Antisemitismus gilt in Basel als «Dauerbelastung »
Antisemitische Vorfälle verlagern sich laut einem neuen Bericht immer mehr von der realen Welt ins Internet. Die Zahl der Vorfälle bleibt allerdings generell auf einem hohen Niveau. Eine Entwicklung, die auch die Israelitische Gemeinde Basel (IGB) beobachtet.
10.03.2026 Nicola Schnell
Der aktuelle Antisemitismusbericht zeigt, dass antisemitische Vorfälle in der Schweiz weiterhin auf einem hohen Niveau bleiben. 2025 wurden 177 Vorfälle im öffentlichen Raum registriert (2024:221), während die gemeldeten Fälle im Internet deutlich von 1596 auf 2185 gestiegen sind.

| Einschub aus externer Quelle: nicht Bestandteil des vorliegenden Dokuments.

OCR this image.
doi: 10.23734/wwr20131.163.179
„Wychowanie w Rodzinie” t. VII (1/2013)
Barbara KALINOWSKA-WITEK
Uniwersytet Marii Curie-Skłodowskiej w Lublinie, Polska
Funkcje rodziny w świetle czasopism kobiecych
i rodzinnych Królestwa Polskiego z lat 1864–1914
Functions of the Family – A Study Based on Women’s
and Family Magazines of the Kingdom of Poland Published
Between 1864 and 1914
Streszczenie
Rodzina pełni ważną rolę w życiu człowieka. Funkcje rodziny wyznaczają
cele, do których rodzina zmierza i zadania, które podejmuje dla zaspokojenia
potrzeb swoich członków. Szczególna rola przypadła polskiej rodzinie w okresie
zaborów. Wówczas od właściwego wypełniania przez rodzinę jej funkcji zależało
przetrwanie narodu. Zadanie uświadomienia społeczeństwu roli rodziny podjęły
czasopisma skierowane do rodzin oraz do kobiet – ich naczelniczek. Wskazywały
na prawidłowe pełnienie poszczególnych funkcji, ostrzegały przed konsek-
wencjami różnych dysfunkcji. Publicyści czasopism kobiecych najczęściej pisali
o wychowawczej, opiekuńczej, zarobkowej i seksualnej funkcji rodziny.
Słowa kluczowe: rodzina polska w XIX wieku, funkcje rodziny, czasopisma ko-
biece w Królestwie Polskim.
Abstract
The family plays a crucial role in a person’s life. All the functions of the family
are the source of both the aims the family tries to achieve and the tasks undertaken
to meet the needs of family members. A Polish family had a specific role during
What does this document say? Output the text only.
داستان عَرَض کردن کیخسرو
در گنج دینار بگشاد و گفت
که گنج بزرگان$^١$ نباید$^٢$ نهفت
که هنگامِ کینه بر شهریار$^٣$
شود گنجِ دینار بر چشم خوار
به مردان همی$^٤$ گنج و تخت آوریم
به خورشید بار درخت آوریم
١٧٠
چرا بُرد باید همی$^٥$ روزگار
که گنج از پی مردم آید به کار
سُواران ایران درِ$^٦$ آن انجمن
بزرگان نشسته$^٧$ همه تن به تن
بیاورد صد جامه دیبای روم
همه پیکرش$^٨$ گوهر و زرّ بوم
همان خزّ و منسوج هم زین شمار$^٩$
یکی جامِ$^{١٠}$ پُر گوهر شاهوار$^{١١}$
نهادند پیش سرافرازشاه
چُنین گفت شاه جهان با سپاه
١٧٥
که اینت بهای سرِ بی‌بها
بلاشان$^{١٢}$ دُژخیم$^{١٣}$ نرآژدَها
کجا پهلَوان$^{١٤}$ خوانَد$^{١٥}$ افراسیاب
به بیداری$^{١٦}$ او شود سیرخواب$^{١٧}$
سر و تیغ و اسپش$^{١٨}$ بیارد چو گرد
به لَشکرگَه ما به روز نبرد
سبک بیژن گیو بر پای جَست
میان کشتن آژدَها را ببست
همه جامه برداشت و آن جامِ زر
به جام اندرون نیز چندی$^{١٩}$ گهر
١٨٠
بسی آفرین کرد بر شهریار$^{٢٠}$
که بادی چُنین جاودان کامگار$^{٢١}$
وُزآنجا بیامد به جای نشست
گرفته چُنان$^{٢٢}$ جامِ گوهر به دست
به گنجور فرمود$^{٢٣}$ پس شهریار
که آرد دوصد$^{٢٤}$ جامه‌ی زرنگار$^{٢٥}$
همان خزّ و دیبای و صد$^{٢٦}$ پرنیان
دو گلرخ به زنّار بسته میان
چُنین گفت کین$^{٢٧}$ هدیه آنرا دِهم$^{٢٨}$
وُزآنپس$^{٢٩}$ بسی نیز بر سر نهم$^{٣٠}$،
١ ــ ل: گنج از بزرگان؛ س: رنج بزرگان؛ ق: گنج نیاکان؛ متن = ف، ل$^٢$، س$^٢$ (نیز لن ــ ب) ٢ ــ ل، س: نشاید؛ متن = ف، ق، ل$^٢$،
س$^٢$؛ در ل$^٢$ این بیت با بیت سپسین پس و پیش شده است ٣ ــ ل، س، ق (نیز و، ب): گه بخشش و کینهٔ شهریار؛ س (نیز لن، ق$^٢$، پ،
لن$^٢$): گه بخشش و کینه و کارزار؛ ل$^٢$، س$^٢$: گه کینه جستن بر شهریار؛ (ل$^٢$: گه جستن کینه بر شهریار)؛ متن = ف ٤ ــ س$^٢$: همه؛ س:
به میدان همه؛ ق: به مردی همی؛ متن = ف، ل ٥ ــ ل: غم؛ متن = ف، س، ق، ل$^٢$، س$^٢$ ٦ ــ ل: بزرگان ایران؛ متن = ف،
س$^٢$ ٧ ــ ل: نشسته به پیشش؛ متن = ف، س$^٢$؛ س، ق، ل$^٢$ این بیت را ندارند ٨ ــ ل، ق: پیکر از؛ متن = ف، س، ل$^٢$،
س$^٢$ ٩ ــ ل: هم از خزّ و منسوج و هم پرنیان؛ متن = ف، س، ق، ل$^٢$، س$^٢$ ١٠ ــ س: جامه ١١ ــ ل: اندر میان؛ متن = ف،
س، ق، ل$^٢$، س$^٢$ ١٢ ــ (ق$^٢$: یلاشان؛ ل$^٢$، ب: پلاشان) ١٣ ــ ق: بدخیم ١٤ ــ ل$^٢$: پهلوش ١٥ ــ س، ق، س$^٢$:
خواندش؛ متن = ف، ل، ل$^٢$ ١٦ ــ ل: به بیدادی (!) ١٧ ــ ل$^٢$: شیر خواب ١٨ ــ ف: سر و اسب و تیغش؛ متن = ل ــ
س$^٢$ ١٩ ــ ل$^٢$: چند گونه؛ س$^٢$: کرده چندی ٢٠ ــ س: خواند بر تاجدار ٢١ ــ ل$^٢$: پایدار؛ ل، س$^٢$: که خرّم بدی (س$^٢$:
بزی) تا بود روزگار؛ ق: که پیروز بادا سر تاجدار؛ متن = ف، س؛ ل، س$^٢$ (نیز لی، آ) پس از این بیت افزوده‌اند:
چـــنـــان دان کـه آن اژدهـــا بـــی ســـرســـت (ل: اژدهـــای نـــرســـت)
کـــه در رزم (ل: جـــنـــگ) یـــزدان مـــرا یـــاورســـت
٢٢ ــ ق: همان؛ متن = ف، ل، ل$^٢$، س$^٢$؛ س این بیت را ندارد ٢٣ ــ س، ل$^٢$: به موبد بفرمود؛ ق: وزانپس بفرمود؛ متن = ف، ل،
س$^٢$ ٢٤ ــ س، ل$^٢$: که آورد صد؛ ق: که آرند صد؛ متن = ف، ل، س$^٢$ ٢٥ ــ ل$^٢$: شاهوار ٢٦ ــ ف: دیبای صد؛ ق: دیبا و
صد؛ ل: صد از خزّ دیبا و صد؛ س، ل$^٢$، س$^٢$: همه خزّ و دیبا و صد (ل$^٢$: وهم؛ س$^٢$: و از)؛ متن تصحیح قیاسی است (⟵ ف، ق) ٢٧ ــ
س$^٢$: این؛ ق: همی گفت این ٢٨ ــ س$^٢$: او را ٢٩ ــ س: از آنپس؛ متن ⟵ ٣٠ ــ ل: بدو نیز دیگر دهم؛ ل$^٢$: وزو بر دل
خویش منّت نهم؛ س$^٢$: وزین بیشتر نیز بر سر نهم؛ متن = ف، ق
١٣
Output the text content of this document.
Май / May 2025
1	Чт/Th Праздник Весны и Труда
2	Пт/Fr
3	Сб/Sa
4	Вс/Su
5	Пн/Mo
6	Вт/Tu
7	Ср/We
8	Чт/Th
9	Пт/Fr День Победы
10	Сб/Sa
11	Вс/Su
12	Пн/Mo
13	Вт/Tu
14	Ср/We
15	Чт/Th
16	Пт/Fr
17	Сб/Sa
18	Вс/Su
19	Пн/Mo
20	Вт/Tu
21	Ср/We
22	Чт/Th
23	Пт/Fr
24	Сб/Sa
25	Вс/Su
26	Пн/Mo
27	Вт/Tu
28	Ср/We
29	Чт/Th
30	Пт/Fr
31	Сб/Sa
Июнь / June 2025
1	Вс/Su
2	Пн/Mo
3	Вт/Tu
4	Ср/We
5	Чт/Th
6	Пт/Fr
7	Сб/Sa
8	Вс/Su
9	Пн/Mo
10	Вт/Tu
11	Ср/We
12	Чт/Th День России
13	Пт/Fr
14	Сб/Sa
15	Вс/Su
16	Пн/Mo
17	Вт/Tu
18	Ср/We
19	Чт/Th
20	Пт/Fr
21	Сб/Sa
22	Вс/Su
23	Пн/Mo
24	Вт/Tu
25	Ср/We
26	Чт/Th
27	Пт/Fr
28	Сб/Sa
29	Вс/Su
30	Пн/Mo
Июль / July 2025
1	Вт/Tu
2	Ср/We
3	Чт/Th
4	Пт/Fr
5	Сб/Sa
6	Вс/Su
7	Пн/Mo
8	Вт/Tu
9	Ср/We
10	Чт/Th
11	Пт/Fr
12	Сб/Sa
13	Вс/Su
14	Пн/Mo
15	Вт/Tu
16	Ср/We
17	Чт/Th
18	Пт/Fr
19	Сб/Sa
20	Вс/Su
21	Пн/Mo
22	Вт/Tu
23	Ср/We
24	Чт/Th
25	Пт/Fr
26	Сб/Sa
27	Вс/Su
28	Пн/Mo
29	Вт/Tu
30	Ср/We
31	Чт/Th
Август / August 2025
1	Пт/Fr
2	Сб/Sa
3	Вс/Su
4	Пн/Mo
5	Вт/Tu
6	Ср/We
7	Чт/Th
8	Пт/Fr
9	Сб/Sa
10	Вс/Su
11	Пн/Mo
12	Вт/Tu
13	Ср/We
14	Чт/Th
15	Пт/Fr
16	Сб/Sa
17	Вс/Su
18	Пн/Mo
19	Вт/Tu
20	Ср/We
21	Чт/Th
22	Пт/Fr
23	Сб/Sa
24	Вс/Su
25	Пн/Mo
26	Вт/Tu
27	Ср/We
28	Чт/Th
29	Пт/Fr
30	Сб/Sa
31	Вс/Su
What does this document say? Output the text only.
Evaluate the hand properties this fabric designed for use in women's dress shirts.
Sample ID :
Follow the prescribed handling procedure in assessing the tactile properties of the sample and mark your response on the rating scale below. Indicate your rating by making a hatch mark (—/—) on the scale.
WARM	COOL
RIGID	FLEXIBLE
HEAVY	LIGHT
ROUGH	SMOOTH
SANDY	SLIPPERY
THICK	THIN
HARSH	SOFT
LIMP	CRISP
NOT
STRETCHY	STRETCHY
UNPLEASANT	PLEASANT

Die Israelitische Gemeinde Basel (IGB) ist in den sozialen Medien nicht aktiv. Der Gemeinde fehlen die Ressourcen, dazu gehöre es auch nicht zu ihrem Kerngeschäft, sagt Isabel Schlerkmann, Geschäftsführerin der IGB. Trotzdem erfahren Mitglieder der Gemeinde immer wieder Anfeindungen, sei es im Internet oder auch der realen Welt.
Dass der neueste Antisemitismus-Bericht eine Zunahme der Vorfälle im Internet konstatiert, verwundere nicht.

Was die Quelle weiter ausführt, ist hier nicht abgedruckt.